Chapters two and three use variables related to PM2.5 concentrations to quantify PM2.5 exposure where PM monitoring does not exist. In chapter two, validation of a model calibrating the PM2.5-visibility relationship using data collected in Kuwait from 2004-2005 demonstrated the ability to predict PM2.5 exposure at monitoring sites. In chapter three, validation of a model calibrating the visibility-AOD relationship using data collected from 2006-2007 in Iraq demonstrated the ability to predict visibility between monitoring sites at a fine resolution (1x1 km), and in turn estimate PM2.5 spatially. Applying these relationships to predict PM2.5 at locations exterior to the calibration sites showed high temporal and spatial variability in PM2.5 exposure (10-365 µg/m3).

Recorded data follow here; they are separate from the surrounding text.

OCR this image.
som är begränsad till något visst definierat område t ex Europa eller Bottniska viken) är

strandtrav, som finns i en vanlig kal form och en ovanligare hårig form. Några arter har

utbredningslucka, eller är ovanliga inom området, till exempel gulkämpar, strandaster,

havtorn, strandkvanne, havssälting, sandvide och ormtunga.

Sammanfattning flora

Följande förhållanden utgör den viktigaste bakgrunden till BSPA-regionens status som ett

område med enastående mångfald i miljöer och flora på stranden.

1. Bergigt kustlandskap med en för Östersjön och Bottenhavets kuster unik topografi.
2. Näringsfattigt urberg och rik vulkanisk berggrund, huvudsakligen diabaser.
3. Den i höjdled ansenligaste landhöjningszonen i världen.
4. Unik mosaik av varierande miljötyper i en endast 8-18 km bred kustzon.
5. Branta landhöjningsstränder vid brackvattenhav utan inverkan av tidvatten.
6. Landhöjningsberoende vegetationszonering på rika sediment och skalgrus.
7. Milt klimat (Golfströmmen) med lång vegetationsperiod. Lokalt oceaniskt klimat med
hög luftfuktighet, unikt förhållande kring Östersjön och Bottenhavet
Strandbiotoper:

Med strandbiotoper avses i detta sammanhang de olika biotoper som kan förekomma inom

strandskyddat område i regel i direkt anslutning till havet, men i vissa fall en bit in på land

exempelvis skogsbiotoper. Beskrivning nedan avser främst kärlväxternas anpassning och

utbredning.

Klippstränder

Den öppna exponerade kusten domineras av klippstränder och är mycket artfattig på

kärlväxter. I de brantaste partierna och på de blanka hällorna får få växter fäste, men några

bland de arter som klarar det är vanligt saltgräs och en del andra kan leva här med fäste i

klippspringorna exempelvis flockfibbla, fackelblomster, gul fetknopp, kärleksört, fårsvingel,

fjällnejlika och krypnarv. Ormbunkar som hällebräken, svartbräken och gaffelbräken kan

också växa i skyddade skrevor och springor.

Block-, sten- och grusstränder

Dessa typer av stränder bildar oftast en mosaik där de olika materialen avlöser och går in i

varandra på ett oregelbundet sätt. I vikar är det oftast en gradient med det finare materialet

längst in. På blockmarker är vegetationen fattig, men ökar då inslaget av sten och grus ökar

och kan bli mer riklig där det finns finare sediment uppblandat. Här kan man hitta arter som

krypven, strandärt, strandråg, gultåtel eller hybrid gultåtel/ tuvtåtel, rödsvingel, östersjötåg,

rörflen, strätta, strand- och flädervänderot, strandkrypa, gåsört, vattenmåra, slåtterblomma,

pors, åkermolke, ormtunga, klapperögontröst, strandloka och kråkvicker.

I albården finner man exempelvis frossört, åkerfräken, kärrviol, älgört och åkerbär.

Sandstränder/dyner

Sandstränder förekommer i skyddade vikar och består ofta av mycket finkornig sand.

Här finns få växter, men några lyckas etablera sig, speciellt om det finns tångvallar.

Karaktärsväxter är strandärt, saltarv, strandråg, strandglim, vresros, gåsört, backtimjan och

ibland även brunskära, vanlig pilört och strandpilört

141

The ability to obtain precise estimates of PM2.5 concentrations in Southwest Asia and Afghanistan is of high utility for epidemiologists seeking to understand the relationship between chronic PM2.5 exposure and respiratory diseases among deployed military personnel stationed throughout the region. That predicted PM2.5 varies widely over space and time supports the ability to successfully utilize our estimates to understand this relationship in the region.